Ces résultats démontrent aussi la robustesse financière de FFR ?

Tout d’abord ce résultat améliore notre robustesse puisqu’il est positif. Nous injectons en effet 400 000 € supplémentaires dans nos fonds propres. Il est évident que le plan de relance n’aurait pas pu être mis en place si la FFR n’était pas robuste au niveau de ses finances. Je le rappelle, nous sommes la Fédération qui a été la plus ambitieuse sur son plan de relance suite à la crise sanitaire avec un montant dégagé de 35 millions €. Le programme de réorientation budgétaire, décliné pour le 3ème exercice consécutif, s’inscrit dans la même veine. Leur mise en œuvre confirmant s’il le fallait notre vraie solidité financière qui se traduit dans nos comptes et dans nos résultats. Je tiens aussi à souligner que nous n’avons pas eu recours à l’emprunt pour financer tous nos programmes puisque tout cela se fait sur les ressources fédérales. »

MARTINEZ
Sur ses terres tarnaises, en compagnie d’Alain Rey (à droite) président du Comité du 81 (photo Christophe Fabriès – RugbyAmateur)

Sans plan de relance, sans réorientation des ressources, vous auriez annoncé un bilan très positif ?
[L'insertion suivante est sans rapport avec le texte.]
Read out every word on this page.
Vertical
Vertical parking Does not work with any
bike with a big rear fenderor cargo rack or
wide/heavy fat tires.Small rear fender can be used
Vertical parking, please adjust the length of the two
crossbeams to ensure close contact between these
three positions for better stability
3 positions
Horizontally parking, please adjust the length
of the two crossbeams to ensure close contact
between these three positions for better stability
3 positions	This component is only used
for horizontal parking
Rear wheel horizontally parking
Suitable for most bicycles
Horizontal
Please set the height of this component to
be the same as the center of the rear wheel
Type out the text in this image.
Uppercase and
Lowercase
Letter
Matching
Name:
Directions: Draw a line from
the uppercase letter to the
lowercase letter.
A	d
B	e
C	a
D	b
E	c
Alexandre Martinez : « Sur l’exercice 2019-2020, la crise sanitaire pèse aux alentours de 2,5 millions € sur le résultat, le plan de relance a un impact de 5,6 millions € et le plan de réorientation plus de 10 millions €. Si nous n’avions pas mis en œuvre ces trois programmes, notre résultat serait largement positif mais pour quel intérêt ? Thésauriser ? Annoncer fièrement un résultat de plus de 15 millions € ? En désaccord au fond avec nos missions principales qui consistent à développer et organiser la pratique du rugby amateur sur le territoire ainsi que la gestion des équipes de France ? Nous voyons bien que les mesures prises remplissent nos ambitions, notamment envers nos clubs qui subissent de plein fouet la crise. Il était de notre devoir de consacrer des ressources pour les accompagner pour qu’ils traversent ces péripéties dans les meilleures conditions possibles.”

Comment voyez-vous l’avenir ?

Notre robustesse financière nous permet d’afficher une certaine sérénité. Nous devons en revanche être réalistes. C’est pourquoi nous  avons élaboré un plan de révision budgétaire qui a pour objectif de mesurer les conséquences de la crise sur les finances sur la FFR et de définir les mesures nécessaires pour s’adapter à cette situation nouvelle. Il faut savoir que sur nos recettes, l’impact sera de 34 millions €. Nous sommes en train de mettre en place ce programme de révision budgétaire pour adapter cette baisse de nos recettes sans hypothéquer la solidité financière de la Fédération. C’est pourquoi nous nous sommes fixés comme objectif que nos fonds propres, qui s’élèvent aujourd’hui à 32,8 millions €, ne passent pas sous le seuil des 25 millions € à l’issue de l’exercice. Nous allons compenser cette baisse de recettes par des économies sur notre fonctionnement, la réalisation de certaines opérations synonymes de recettes nouvelles. Enfin sommes en situation de pouvoir amortir une partie importante de cette perte de recettes parce que nous avons des réserves qui nous permettrons de financer une partie très minoritaire de l’impact financier de la crise sanitaire. Enfin permettez-moi de vous dire qu’il me parait tout à fait normal que nous utilisions de manière maîtrisée une partie de nos réserves dans la situation de crise que nous connaissons car je pense que les réserves doivent aussi servir à cela plutôt que de dormir sur un compte bancaire pendant que des clubs vivent durement cette crise.